A quinta-feira em que ficámos com um sorriso e dissemos que sim

No penúltimo dia de 2024, pereceu a poetisa Adília Lopes. Aquelas palavras dela empoleiradas nas folhas despidas fazem-nos um bem danado. Há um poema ao qual regresso muitas vezes, A Propósito de Estrelas, – e escrevo este texto em noite de lua cheia – que termina assim: «[…] nunca saberei se me interesso por estrelas / se me interesso por um rapaz que se interessa / por estrelas já não me lembro / se vi primeiro as estrelas / se vi primeiro o rapaz / se quando vi o rapaz vi as estrelas». Descubro que o paranaense Arthur Nogueira escreveu à editora Assírio & Alvim enviando uma demo e propondo musicar este poema. A resposta não se fez tardar: «a Adília Lopes ficou com um sorriso quando ouviu o que enviou e disse que sim.» Nos dias bons, a vida – e a poesia – não precisam ser mais que isto.

Voltei a lembrar-me deste poema quando li o que escreveu a astrofísica marroquina Merieme Chadid sobre estrelas, essas «testemunhas silenciosas da história do Universo». Esta cientista participou na instalação do telescópio Paz na Antártica, pois era necessária a acalmia de luz artificial e de humanos aí vivida para poder ouvir esses astros. Merieme explica que este telescópio foi construído para funcionar durante toda a duração de uma noite polar, e porque era importante saber mais sobre o interior das estrelas, poder captar as suas mais ínfimas variações luminosas, como os batimentos do coração, e, pela primeira vez, poder escutar o murmúrio das estrelas; ou seria do rapaz?

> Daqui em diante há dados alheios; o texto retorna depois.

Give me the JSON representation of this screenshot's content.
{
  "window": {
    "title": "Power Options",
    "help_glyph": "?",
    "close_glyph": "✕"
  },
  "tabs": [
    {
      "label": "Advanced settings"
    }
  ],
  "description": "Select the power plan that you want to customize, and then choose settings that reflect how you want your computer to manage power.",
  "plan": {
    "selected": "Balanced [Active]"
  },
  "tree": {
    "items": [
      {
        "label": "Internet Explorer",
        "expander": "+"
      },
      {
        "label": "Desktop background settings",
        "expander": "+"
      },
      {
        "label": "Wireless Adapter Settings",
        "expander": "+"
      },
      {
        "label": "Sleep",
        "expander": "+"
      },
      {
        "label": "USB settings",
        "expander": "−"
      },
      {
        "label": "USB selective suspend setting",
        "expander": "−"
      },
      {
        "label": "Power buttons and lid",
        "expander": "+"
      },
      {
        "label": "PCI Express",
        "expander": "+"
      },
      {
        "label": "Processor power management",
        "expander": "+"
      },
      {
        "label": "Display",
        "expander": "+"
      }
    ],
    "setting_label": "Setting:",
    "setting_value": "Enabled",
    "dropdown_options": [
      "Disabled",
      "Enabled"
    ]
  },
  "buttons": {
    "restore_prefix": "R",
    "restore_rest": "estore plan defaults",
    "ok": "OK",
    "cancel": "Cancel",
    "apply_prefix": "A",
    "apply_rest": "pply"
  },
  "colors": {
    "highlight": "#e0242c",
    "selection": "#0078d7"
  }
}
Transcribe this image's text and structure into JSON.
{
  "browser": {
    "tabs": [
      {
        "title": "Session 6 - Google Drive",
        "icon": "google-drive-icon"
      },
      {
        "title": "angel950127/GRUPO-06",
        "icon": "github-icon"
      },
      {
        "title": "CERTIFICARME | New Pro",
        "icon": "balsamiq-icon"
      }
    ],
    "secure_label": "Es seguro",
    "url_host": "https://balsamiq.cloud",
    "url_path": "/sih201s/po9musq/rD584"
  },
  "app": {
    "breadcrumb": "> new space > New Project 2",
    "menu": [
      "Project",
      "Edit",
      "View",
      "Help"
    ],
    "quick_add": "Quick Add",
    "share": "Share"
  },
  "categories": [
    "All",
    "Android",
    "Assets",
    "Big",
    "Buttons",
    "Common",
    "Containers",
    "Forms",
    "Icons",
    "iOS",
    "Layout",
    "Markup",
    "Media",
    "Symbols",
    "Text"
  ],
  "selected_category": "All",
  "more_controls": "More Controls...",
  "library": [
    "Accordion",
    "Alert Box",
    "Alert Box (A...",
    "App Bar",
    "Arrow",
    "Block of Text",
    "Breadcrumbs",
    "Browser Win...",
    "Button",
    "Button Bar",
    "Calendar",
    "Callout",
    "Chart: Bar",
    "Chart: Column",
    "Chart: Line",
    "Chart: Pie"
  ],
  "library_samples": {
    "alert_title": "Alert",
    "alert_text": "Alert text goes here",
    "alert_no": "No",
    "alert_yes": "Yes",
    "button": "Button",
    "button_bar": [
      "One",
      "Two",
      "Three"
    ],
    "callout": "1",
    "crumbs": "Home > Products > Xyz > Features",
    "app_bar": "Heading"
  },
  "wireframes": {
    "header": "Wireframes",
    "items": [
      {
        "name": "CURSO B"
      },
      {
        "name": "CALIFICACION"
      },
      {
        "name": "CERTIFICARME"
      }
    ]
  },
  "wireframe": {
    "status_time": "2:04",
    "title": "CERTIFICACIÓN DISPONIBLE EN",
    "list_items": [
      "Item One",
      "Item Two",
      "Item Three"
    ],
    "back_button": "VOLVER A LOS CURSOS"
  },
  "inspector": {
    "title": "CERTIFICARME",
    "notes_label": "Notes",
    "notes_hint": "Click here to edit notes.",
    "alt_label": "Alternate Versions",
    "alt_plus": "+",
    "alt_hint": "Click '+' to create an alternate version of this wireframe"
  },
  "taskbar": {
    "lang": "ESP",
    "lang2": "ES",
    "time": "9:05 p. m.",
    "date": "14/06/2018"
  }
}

Em Dezembro, fui a um mercado de Natal solidário. Na banca do Burkina Faso, conheci o Kevyn. Tinha uma bonomia natural e aproximei-me, pois, intrigavam-me os instrumentos de música aí expostos; por exemplo, os que as mulheres utilizavam para agradecer uma boa colheita, e o balafom, um xilofone feito com cabaças, que, em Moçambique, se chama marimba. Uma vez, trouxe um de Moçambique via Istambul e tive de demonstrar o que era aquele objeto a um agente de segurança, que, ao ouvir a música, ficou com um sorriso como o da Adília Lopes. O meu olhar acabou por se centrar no que me pareceu ser uma família de pedra-sabão. Havia quatro figuras, e o Kevyn disse-me que eram mais, mas que se haviam danificado na sua viagem para a Europa. Perguntei-lhe se não havia um Menino Jesus, e ele disse-me que sim, que se tinha estragado, mas que me oferecia. Foi assim que o presépio se montou em casa com quatro sobreviventes de uma família maior que veio de África para a Europa, e um Menino Jesus danificado, mas que, sem ele, não haveria Natal.

No passado fim de semana, o fotógrafo Alfredo Cunha voltou ao Luxemburgo para a conclusão da exposição aí patente que comemorava os seus 50 anos de carreira e os 50 anos do 25 de Abril. Foi um bonito encontro com a história, e não apenas com a portuguesa, pois em muitas das fotografias de Cunha pelo mundo (Iraque, Haiti, Roménia) se poderia ver ecos desse dia, guiados pelo olhar de Salgueiro Maia. À entrada da exposição, uma foto de esperança: uma das suas filhas, pequena, com os pés na água a tentar ver os peixes. É preciso encontrar espaços de acalmia para que, recebendo todas estas vibrações, possamos escutar essa quinta-feira, e as novas gerações que nos vão relembrando dessa necessidade de ir ver os peixes para que todos os dias possam ser quintas de Abril. Por isso, esperemos que se diga corações ao alto, e não mãos ao alto, como na Rua do Benformoso.

No mesmo fim de semana, fomos ver a exposição «Street Dreams Are Made of This», onde o fotógrafo Marc Wilmert e o jornalista Ricardo J. Rodrigues aproximaram algumas pessoas sem-abrigo no Luxemburgo, um dos países mais ricos do mundo per capita, de um sonho destas. A páginas tantas, a minha filha Laura perguntou-me: «e se elas tivessem sonhado com a paz no mundo?».